KGSV
- Oildale, California; United States;
- Broadcast area: Bakersfield metropolitan area
- Frequency: 660 kHz
- Branding: Radio Punjab

Programming
- Format: South Asian

Ownership
- Owner: XL Media (CA) Inc.

History
- First air date: July 4, 1987; 38 years ago
- Former call signs: KGDP (1983–1989); KSMI (1989–1990); KGDP (1990–2009); KWVE (2009–2016);

Technical information
- Licensing authority: FCC
- Facility ID: 54760
- Class: B
- Power: 8,000 watts (day); 6,000 watts (night);
- ERP: 250 watts (translator)
- Transmitter coordinates: 35°27′9.8″N 118°56′43.3″W﻿ / ﻿35.452722°N 118.945361°W
- Translator: 102.5 K273CB (Bakersfield)

Links
- Public license information: Public file; LMS;
- Website: radiopunjab.com

= KGSV =

KGSV (660 kHz) is a commercial AM radio station licensed to Oildale, California, and serving the Bakersfield metropolitan area. The station is owned by XL Media (CA) Inc., and airs a South Asian radio format known as "Radio Punjab." Affiliated stations carry the same programming in San Francisco, Sacramento and other West Coast cities.
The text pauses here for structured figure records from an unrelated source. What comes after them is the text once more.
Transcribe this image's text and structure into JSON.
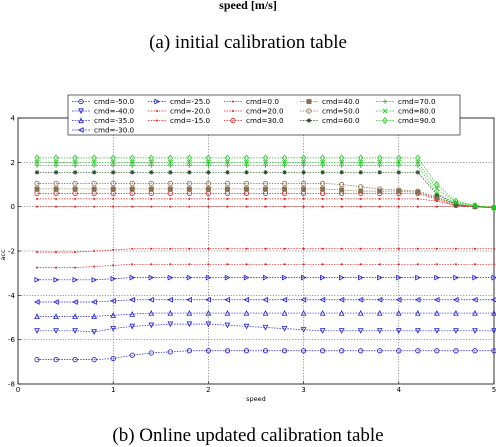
{
  "header": {
    "top_axis_label": "speed [m/s]",
    "caption_a": "(a) initial calibration table",
    "caption_b": "(b) Online updated calibration table"
  },
  "chart_data": {
    "type": "line",
    "xlabel": "speed",
    "ylabel": "acc",
    "xlim": [
      0,
      5
    ],
    "ylim": [
      -8,
      4
    ],
    "xticks": [
      0,
      1,
      2,
      3,
      4,
      5
    ],
    "yticks": [
      -8,
      -6,
      -4,
      -2,
      0,
      2,
      4
    ],
    "grid": true,
    "legend_position": "top",
    "x": [
      0.2,
      0.4,
      0.6,
      0.8,
      1.0,
      1.2,
      1.4,
      1.6,
      1.8,
      2.0,
      2.2,
      2.4,
      2.6,
      2.8,
      3.0,
      3.2,
      3.4,
      3.6,
      3.8,
      4.0,
      4.2,
      4.4,
      4.6,
      4.8,
      5.0
    ],
    "series": [
      {
        "name": "cmd=-50.0",
        "color": "#1f1fd0",
        "marker": "hexagon",
        "values": [
          -6.9,
          -6.9,
          -6.9,
          -6.9,
          -6.85,
          -6.7,
          -6.6,
          -6.55,
          -6.5,
          -6.5,
          -6.5,
          -6.5,
          -6.5,
          -6.5,
          -6.5,
          -6.5,
          -6.5,
          -6.5,
          -6.5,
          -6.5,
          -6.5,
          -6.5,
          -6.5,
          -6.5,
          -6.5
        ]
      },
      {
        "name": "cmd=-40.0",
        "color": "#1f1fd0",
        "marker": "triangle-down",
        "values": [
          -5.6,
          -5.6,
          -5.6,
          -5.65,
          -5.5,
          -5.4,
          -5.35,
          -5.3,
          -5.3,
          -5.3,
          -5.35,
          -5.4,
          -5.45,
          -5.5,
          -5.55,
          -5.6,
          -5.6,
          -5.6,
          -5.6,
          -5.6,
          -5.6,
          -5.6,
          -5.6,
          -5.6,
          -5.6
        ]
      },
      {
        "name": "cmd=-35.0",
        "color": "#1f1fd0",
        "marker": "triangle-up",
        "values": [
          -4.95,
          -4.95,
          -4.95,
          -4.95,
          -4.9,
          -4.85,
          -4.8,
          -4.8,
          -4.8,
          -4.8,
          -4.8,
          -4.8,
          -4.8,
          -4.8,
          -4.8,
          -4.8,
          -4.8,
          -4.8,
          -4.8,
          -4.8,
          -4.8,
          -4.8,
          -4.8,
          -4.8,
          -4.8
        ]
      },
      {
        "name": "cmd=-30.0",
        "color": "#1f1fd0",
        "marker": "triangle-left",
        "values": [
          -4.3,
          -4.3,
          -4.3,
          -4.3,
          -4.25,
          -4.2,
          -4.2,
          -4.2,
          -4.2,
          -4.2,
          -4.2,
          -4.2,
          -4.2,
          -4.2,
          -4.2,
          -4.2,
          -4.2,
          -4.2,
          -4.2,
          -4.2,
          -4.2,
          -4.2,
          -4.2,
          -4.2,
          -4.2
        ]
      },
      {
        "name": "cmd=-25.0",
        "color": "#1f1fd0",
        "marker": "triangle-right",
        "values": [
          -3.3,
          -3.3,
          -3.3,
          -3.3,
          -3.25,
          -3.2,
          -3.2,
          -3.2,
          -3.2,
          -3.2,
          -3.2,
          -3.2,
          -3.2,
          -3.2,
          -3.2,
          -3.2,
          -3.2,
          -3.2,
          -3.2,
          -3.2,
          -3.2,
          -3.2,
          -3.2,
          -3.2,
          -3.2
        ]
      },
      {
        "name": "cmd=-20.0",
        "color": "#e02020",
        "marker": "dot",
        "values": [
          -2.75,
          -2.75,
          -2.75,
          -2.7,
          -2.65,
          -2.6,
          -2.6,
          -2.6,
          -2.6,
          -2.6,
          -2.6,
          -2.6,
          -2.6,
          -2.6,
          -2.6,
          -2.6,
          -2.6,
          -2.6,
          -2.6,
          -2.6,
          -2.6,
          -2.6,
          -2.6,
          -2.6,
          -2.6
        ]
      },
      {
        "name": "cmd=-15.0",
        "color": "#e02020",
        "marker": "dot",
        "values": [
          -2.05,
          -2.05,
          -2.05,
          -2.0,
          -1.95,
          -1.9,
          -1.9,
          -1.9,
          -1.9,
          -1.9,
          -1.9,
          -1.9,
          -1.9,
          -1.9,
          -1.9,
          -1.9,
          -1.9,
          -1.9,
          -1.9,
          -1.9,
          -1.9,
          -1.9,
          -1.9,
          -1.9,
          -1.9
        ]
      },
      {
        "name": "cmd=0.0",
        "color": "#e02020",
        "marker": "dot",
        "values": [
          0.0,
          0.0,
          0.0,
          0.0,
          0.0,
          0.0,
          0.0,
          0.0,
          0.0,
          0.0,
          0.0,
          0.0,
          0.0,
          0.0,
          0.0,
          0.0,
          0.0,
          0.0,
          0.0,
          0.0,
          0.0,
          0.0,
          0.0,
          0.0,
          0.0
        ]
      },
      {
        "name": "cmd=20.0",
        "color": "#e02020",
        "marker": "dot",
        "values": [
          0.35,
          0.35,
          0.35,
          0.35,
          0.35,
          0.35,
          0.35,
          0.35,
          0.35,
          0.35,
          0.35,
          0.35,
          0.35,
          0.35,
          0.35,
          0.35,
          0.35,
          0.35,
          0.35,
          0.35,
          0.35,
          0.25,
          0.05,
          0.0,
          -0.05
        ]
      },
      {
        "name": "cmd=30.0",
        "color": "#e02020",
        "marker": "circle",
        "values": [
          0.6,
          0.6,
          0.6,
          0.6,
          0.6,
          0.6,
          0.6,
          0.6,
          0.6,
          0.6,
          0.6,
          0.6,
          0.6,
          0.6,
          0.6,
          0.6,
          0.6,
          0.6,
          0.6,
          0.6,
          0.6,
          0.35,
          0.05,
          0.0,
          -0.05
        ]
      },
      {
        "name": "cmd=40.0",
        "color": "#8a7050",
        "marker": "square",
        "values": [
          0.8,
          0.8,
          0.8,
          0.8,
          0.8,
          0.8,
          0.8,
          0.8,
          0.8,
          0.8,
          0.8,
          0.8,
          0.8,
          0.8,
          0.8,
          0.8,
          0.75,
          0.7,
          0.7,
          0.7,
          0.65,
          0.4,
          0.1,
          0.0,
          -0.05
        ]
      },
      {
        "name": "cmd=50.0",
        "color": "#8a7050",
        "marker": "circle",
        "values": [
          1.05,
          1.05,
          1.05,
          1.05,
          1.05,
          1.05,
          1.05,
          1.05,
          1.05,
          1.05,
          1.05,
          1.05,
          1.05,
          1.05,
          1.05,
          1.05,
          1.0,
          0.9,
          0.8,
          0.75,
          0.7,
          0.45,
          0.1,
          0.0,
          -0.05
        ]
      },
      {
        "name": "cmd=60.0",
        "color": "#2a4a2a",
        "marker": "star",
        "values": [
          1.55,
          1.55,
          1.55,
          1.55,
          1.55,
          1.55,
          1.55,
          1.55,
          1.55,
          1.55,
          1.55,
          1.55,
          1.55,
          1.55,
          1.55,
          1.55,
          1.55,
          1.55,
          1.55,
          1.55,
          1.55,
          0.55,
          0.1,
          0.0,
          -0.05
        ]
      },
      {
        "name": "cmd=70.0",
        "color": "#22c822",
        "marker": "plus",
        "values": [
          1.85,
          1.85,
          1.85,
          1.85,
          1.85,
          1.85,
          1.85,
          1.85,
          1.85,
          1.85,
          1.85,
          1.85,
          1.85,
          1.85,
          1.85,
          1.85,
          1.85,
          1.85,
          1.85,
          1.85,
          1.85,
          0.6,
          0.15,
          0.05,
          -0.05
        ]
      },
      {
        "name": "cmd=80.0",
        "color": "#22c822",
        "marker": "x",
        "values": [
          2.0,
          2.0,
          2.0,
          2.0,
          2.0,
          2.0,
          2.0,
          2.0,
          2.0,
          2.0,
          2.0,
          2.0,
          2.0,
          2.0,
          2.0,
          2.0,
          2.0,
          2.0,
          2.0,
          2.0,
          2.0,
          0.8,
          0.2,
          0.05,
          -0.05
        ]
      },
      {
        "name": "cmd=90.0",
        "color": "#22c822",
        "marker": "diamond",
        "values": [
          2.2,
          2.2,
          2.2,
          2.2,
          2.2,
          2.2,
          2.2,
          2.2,
          2.2,
          2.2,
          2.2,
          2.2,
          2.2,
          2.2,
          2.2,
          2.2,
          2.2,
          2.2,
          2.2,
          2.2,
          2.2,
          1.0,
          0.25,
          0.05,
          -0.05
        ]
      }
    ]
  }
}
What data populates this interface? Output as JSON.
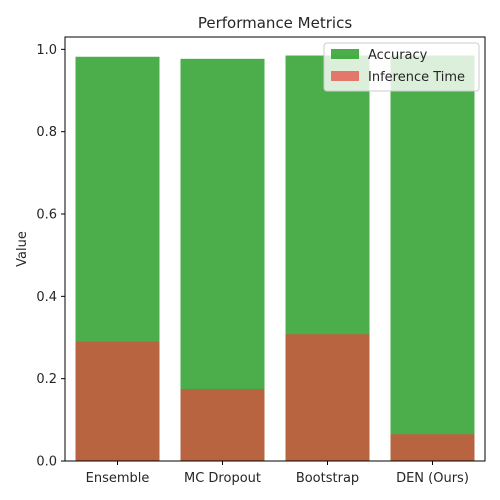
{
  "chart_data": {
    "type": "bar",
    "title": "Performance Metrics",
    "xlabel": "",
    "ylabel": "Value",
    "ylim": [
      0,
      1.03
    ],
    "yticks": [
      0.0,
      0.2,
      0.4,
      0.6,
      0.8,
      1.0
    ],
    "ytick_labels": [
      "0.0",
      "0.2",
      "0.4",
      "0.6",
      "0.8",
      "1.0"
    ],
    "categories": [
      "Ensemble",
      "MC Dropout",
      "Bootstrap",
      "DEN (Ours)"
    ],
    "series": [
      {
        "name": "Accuracy",
        "color": "#2ca02c",
        "alpha": 0.85,
        "values": [
          0.982,
          0.977,
          0.985,
          0.985
        ]
      },
      {
        "name": "Inference Time",
        "color": "#e8453c",
        "alpha": 0.7,
        "values": [
          0.29,
          0.175,
          0.308,
          0.065
        ]
      }
    ],
    "overlap": true,
    "legend_position": "upper right",
    "grid": false
  }
}
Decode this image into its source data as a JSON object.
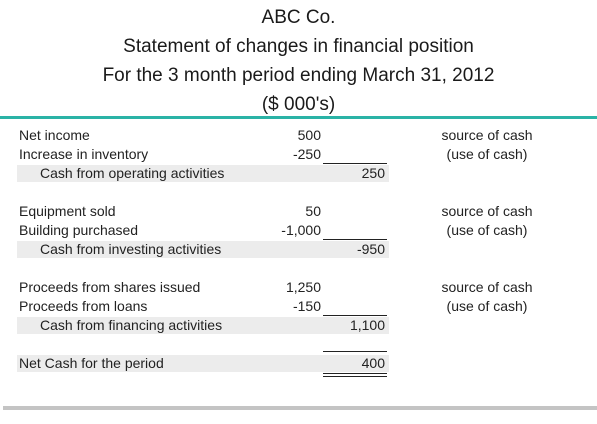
{
  "header": {
    "company": "ABC Co.",
    "statement": "Statement of changes in financial position",
    "period": "For the 3 month period ending March 31, 2012",
    "units": "($ 000's)"
  },
  "operating": {
    "rows": [
      {
        "label": "Net income",
        "amount": "500",
        "note": "source of cash"
      },
      {
        "label": "Increase in inventory",
        "amount": "-250",
        "note": "(use of cash)"
      }
    ],
    "total_label": "Cash from operating activities",
    "total": "250"
  },
  "investing": {
    "rows": [
      {
        "label": "Equipment sold",
        "amount": "50",
        "note": "source of cash"
      },
      {
        "label": "Building purchased",
        "amount": "-1,000",
        "note": "(use of cash)"
      }
    ],
    "total_label": "Cash from investing activities",
    "total": "-950"
  },
  "financing": {
    "rows": [
      {
        "label": "Proceeds from shares issued",
        "amount": "1,250",
        "note": "source of cash"
      },
      {
        "label": "Proceeds from loans",
        "amount": "-150",
        "note": "(use of cash)"
      }
    ],
    "total_label": "Cash from financing activities",
    "total": "1,100"
  },
  "net": {
    "label": "Net Cash for the period",
    "total": "400"
  },
  "colors": {
    "accent_rule": "#2ab3a6",
    "bottom_rule": "#c4c4c4",
    "row_shade": "#ececec"
  }
}
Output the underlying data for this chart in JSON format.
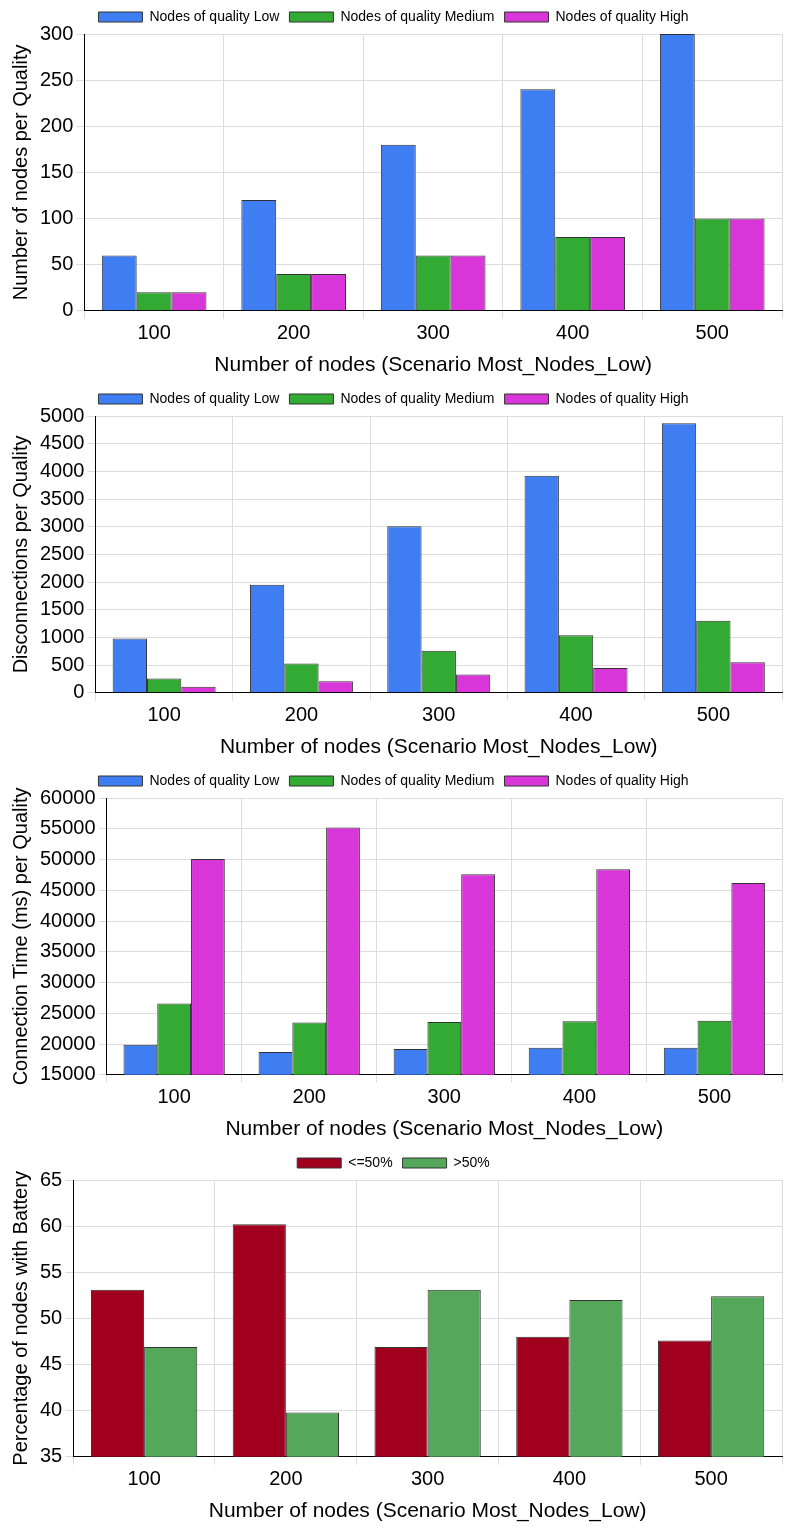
{
  "chart_data": [
    {
      "type": "bar",
      "xlabel": "Number of nodes (Scenario Most_Nodes_Low)",
      "ylabel": "Number of nodes per Quality",
      "categories": [
        "100",
        "200",
        "300",
        "400",
        "500"
      ],
      "series": [
        {
          "name": "Nodes of quality Low",
          "color": "#3f7df3",
          "values": [
            60,
            120,
            180,
            240,
            300
          ]
        },
        {
          "name": "Nodes of quality Medium",
          "color": "#33aa33",
          "values": [
            20,
            40,
            60,
            80,
            100
          ]
        },
        {
          "name": "Nodes of quality High",
          "color": "#d936d9",
          "values": [
            20,
            40,
            60,
            80,
            100
          ]
        }
      ],
      "ylim": [
        0,
        300
      ],
      "yticks": [
        0,
        50,
        100,
        150,
        200,
        250,
        300
      ],
      "grid": true,
      "legend": "top"
    },
    {
      "type": "bar",
      "xlabel": "Number of nodes (Scenario Most_Nodes_Low)",
      "ylabel": "Disconnections per Quality",
      "categories": [
        "100",
        "200",
        "300",
        "400",
        "500"
      ],
      "series": [
        {
          "name": "Nodes of quality Low",
          "color": "#3f7df3",
          "values": [
            980,
            1950,
            3010,
            3920,
            4870
          ]
        },
        {
          "name": "Nodes of quality Medium",
          "color": "#33aa33",
          "values": [
            260,
            530,
            760,
            1040,
            1300
          ]
        },
        {
          "name": "Nodes of quality High",
          "color": "#d936d9",
          "values": [
            110,
            210,
            330,
            450,
            550
          ]
        }
      ],
      "ylim": [
        0,
        5000
      ],
      "yticks": [
        0,
        500,
        1000,
        1500,
        2000,
        2500,
        3000,
        3500,
        4000,
        4500,
        5000
      ],
      "grid": true,
      "legend": "top"
    },
    {
      "type": "bar",
      "xlabel": "Number of nodes (Scenario Most_Nodes_Low)",
      "ylabel": "Connection Time (ms) per Quality",
      "categories": [
        "100",
        "200",
        "300",
        "400",
        "500"
      ],
      "series": [
        {
          "name": "Nodes of quality Low",
          "color": "#3f7df3",
          "values": [
            19900,
            18700,
            19200,
            19400,
            19400
          ]
        },
        {
          "name": "Nodes of quality Medium",
          "color": "#33aa33",
          "values": [
            26600,
            23500,
            23600,
            23700,
            23800
          ]
        },
        {
          "name": "Nodes of quality High",
          "color": "#d936d9",
          "values": [
            50100,
            55200,
            47600,
            48400,
            46200
          ]
        }
      ],
      "ylim": [
        15000,
        60000
      ],
      "yticks": [
        15000,
        20000,
        25000,
        30000,
        35000,
        40000,
        45000,
        50000,
        55000,
        60000
      ],
      "grid": true,
      "legend": "top"
    },
    {
      "type": "bar",
      "xlabel": "Number of nodes (Scenario Most_Nodes_Low)",
      "ylabel": "Percentage of nodes with Battery",
      "categories": [
        "100",
        "200",
        "300",
        "400",
        "500"
      ],
      "series": [
        {
          "name": "<=50%",
          "color": "#a0001e",
          "values": [
            53.1,
            60.2,
            46.9,
            48,
            47.6
          ]
        },
        {
          "name": ">50%",
          "color": "#55a85a",
          "values": [
            46.9,
            39.8,
            53.1,
            52,
            52.4
          ]
        }
      ],
      "ylim": [
        35,
        65
      ],
      "yticks": [
        35,
        40,
        45,
        50,
        55,
        60,
        65
      ],
      "grid": true,
      "legend": "top"
    }
  ]
}
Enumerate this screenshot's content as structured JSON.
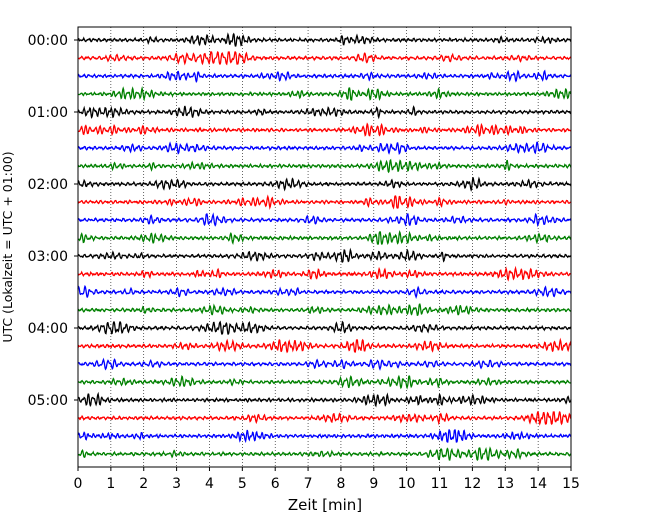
{
  "chart_data": {
    "type": "line",
    "title": "",
    "xlabel": "Zeit  [min]",
    "ylabel": "UTC (Lokalzeit = UTC + 01:00)",
    "xlim": [
      0,
      15
    ],
    "x_ticks": [
      "0",
      "1",
      "2",
      "3",
      "4",
      "5",
      "6",
      "7",
      "8",
      "9",
      "10",
      "11",
      "12",
      "13",
      "14",
      "15"
    ],
    "y_ticks": [
      "00:00",
      "01:00",
      "02:00",
      "03:00",
      "04:00",
      "05:00"
    ],
    "trace_interval_min": 15,
    "trace_count": 24,
    "grid": "vertical dotted at each minute",
    "color_cycle": [
      "#000000",
      "#ff0000",
      "#0000ff",
      "#008000"
    ]
  }
}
KGSV's transmitter is located off Round Mountain Road in Bakersfield. The station's programming is also heard on FM translator K273CB, on 102.5 MHz.

==History==
The station went on the air as KGDP on Independence Day 1987, licensed to Orcutt, Calif. serving the Santa Maria/Central Coast market at AM 660 kHz. On October 15, 1989, the station changed its call sign to KSMI and on January 22, 1990, back to KGDP.

KGDP and its sister station, 90.5 KGDP-FM in Santa Maria, California, were originally owned by a local Christian group, People of Action, through licensee Radio Representatives, Inc. In August 2008, People of Action declared bankruptcy, leading KGDP and KGDP-FM to cease all operations on August 31, 2008.

In November 2009, Calvary Chapel Costa Mesa acquired the station, switching it to a simulcast of its San Clemente station, 107.9 KWVE-FM. KGDP-AM 660 changed its call sign to KWVE, relicensed and relocated to Oildale/Bakersfield. Its sister station, KGDP-FM, remained on the Central Coast and was sold that same year to Family Life Radio.

In 2016, the AM station was sold to XL Media. On September 30, 2016, its call sign was switched to KGSV and it began airing programming from "Radio Punjab." Effective August 10, 2017, KGSV's license was assigned to commonly-owned Akal Broadcasting Corporation, and then assigned back to XL Media on August 30, 2019.